I am a second year PhD student in Organizational Behavior at Harvard University. My research interests lie at the intersection between leadership, teamwork and creativity. I investigate interactions between leaders and subordinates in dyadic and team contexts, as well as the effects of different leadership and teamwork styles on creativity. I also explore if and how pro-social and indigenous values could influence leader-subordinate relationships, team effectiveness, and creative performance.
I graduated from Harvard College in 2010 with an A.B cum laude in Economics, a secondary field in Psychology, and a citation in Chinese. As a native Thai, I was born in Chachoengsao before moving to Bangkok at the age of 10. I have a long hard-to-pronounce Thai name-Wannawiruch Wiruchnipawan-and usually go by a shorter catchier one-Fon. I came to the US years ago and have been actively involved in the Thai community here. As an undergrad, I led the Harvard Thai Society and received the Yenching scholarship to study intensive Chinese in Beijing. Prior to starting the Organizational Behavior program, I worked as an undergrad research assistant for Professor Jeff Polzer on research projects relating to teams and diversity. Over the years I have found multicultural experiences nurturing for leadership development and innovative thinking, the realization of which has steered my research curiosity toward such areas.
Besides work, I enjoy learning languages, writing blogs, cooking, jogging, listening to music, watching movies, and, recently, learning to play video games.
Lead-by-Help with Professor Jeff Polzer
This study examines if and under which conditions "lead-by-help," defined here as the extent to which leaders anticipatorily act to assist subordinates in completing their work, may not be viewed as favorable as would rationally be expected. In both laboratory and field settings we investigate if and when such help contributes to subordinates' perception of their work as more meaningful, thus leading them to affectively commit to work, put in higher effort, and achieving better work performance. The condition being investigated is the level of leaders' pro-social values (low self-oriented and high other-oriented values), which may signal to subordinates the type of motives behind lead-by-help. We draw on attribution theory and proposes that 1) unsolicited lead-by-help (leaders anticipatorily offer assistance rather than responding to requests) leads to higher effort and better performance 2) by enhancing subordinates' perceived meaning of their work, and that 3) the relationships hold so long as subordinates view leaders as possessing pro-social values, thus attributing leaders' helping behaviors to benevolent motives.
Contentment with Professor Roy Chua
Middle-Way is one of the core principles of Buddhism-it promotes a moderate lifestyle that is self-sufficient and void of excesses or extremes in any life domains.
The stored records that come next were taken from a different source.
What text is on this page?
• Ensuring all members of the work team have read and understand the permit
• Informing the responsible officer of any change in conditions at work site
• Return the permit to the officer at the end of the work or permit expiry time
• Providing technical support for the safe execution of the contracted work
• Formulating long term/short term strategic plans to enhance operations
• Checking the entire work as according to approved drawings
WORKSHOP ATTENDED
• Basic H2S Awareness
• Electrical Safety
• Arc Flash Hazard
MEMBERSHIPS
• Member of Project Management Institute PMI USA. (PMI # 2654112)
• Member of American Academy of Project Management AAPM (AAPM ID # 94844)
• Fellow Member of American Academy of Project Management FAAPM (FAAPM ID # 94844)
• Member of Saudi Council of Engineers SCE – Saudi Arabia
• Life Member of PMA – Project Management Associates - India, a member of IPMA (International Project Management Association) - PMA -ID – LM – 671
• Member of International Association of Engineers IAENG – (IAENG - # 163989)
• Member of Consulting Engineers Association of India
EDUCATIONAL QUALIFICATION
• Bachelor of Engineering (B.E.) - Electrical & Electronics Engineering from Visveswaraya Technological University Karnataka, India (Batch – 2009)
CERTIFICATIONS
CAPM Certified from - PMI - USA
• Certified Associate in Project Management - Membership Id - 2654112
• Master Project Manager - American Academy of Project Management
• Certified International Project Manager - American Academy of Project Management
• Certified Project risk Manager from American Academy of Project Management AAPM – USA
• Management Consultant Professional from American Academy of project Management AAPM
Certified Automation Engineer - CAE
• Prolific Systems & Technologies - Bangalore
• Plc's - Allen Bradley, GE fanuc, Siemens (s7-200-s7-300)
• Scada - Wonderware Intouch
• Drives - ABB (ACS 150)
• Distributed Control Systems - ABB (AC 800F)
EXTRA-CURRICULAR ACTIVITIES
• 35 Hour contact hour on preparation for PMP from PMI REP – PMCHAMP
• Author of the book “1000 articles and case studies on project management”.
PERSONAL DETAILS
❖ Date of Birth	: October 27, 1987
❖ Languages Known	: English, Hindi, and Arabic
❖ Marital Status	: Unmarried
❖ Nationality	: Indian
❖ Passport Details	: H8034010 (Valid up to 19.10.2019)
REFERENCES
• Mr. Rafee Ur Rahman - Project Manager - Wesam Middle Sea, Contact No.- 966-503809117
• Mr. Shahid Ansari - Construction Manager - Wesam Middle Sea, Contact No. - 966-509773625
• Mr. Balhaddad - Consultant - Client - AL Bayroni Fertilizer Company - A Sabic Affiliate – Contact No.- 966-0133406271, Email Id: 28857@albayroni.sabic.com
People with this type of lifestyle live a "content" life. However, could life contentment in any way harm work performance? By using archival and survey data from a technological Thai company in Thailand, where the Middle-Way concept is widespread, content lives ubiquitous, and creative performance sought after, we aim to answer this very question and seek a potential remedy. In specific, we argue that life contentment could harm employees' creative performance by diluting the promotion-focus motivation that is needed for creativity, yet transformational leadership-leadership style that inspires employees to do more than expected of them (Bass, 1985)-could potentially attenuate the effect. Cross-cultural implications will also be explored.
Lingua Franca Use with Professor Tsedal Neeley and Professor Jeff Polzer
In a laboratory setting, we tested the casual effect of an English-only mandate on nonnative speakers' perceptions of status differences vis-à-vis native speakers, and investigated the role of English fluency as a marker of an achieved status in moderating these perceptions. We also explored if and how nonnative speakers' verbal patterns changed under the mandate condition, and how these changes impacted communication implications. Regression analyses showed that the English mandate widened the perceived gap in status between nonnative and native speakers but the effect decreased as fluency increased. In addition, content analyses indicated that nonnative speakers' verbal patterns under the mandate condition differed significantly from the no-mandate condition in such ways that might reduce communication effectiveness.
Thin Slices of Teams with Professor Jeff Polzer, Patricia Satterstrom, and Lisa Kwan
How do people evaluate team effectiveness from short observations of interactions among team members? What are the cues people take in in such narrow windows of experience? What contributes to the accuracy of evaluations based on thin slices of observations? Building on Ambady & Rosenthal's (1992) Thin Slices research, we apply and extend the Thin Slices research to the team contexts. We have created and validated a set of videos each of which has a team of four interacting and collaborating on different tasks. We aim to use the video stimuli to answer these questions by exploring if and how, for instance, team diversity, team members' interactions, and perceived collaborative potentials account for the accuracy in thin slices judgment of teams.
Teamwork and Innovative Behavior with Professor Jeff Polzer and Hila Lifshitz
In a field setting, we explore how teamwork could enhance team members' interpersonal relationships and work performance. We collect longitudinal survey data and measure creative performance of a US company's employees before, during, and after they undergo a month-long team project. We hope to investigate psychological processes such as organizational identifications and individual/team outcomes such as innovative behavior and team efficacy as results of teamwork.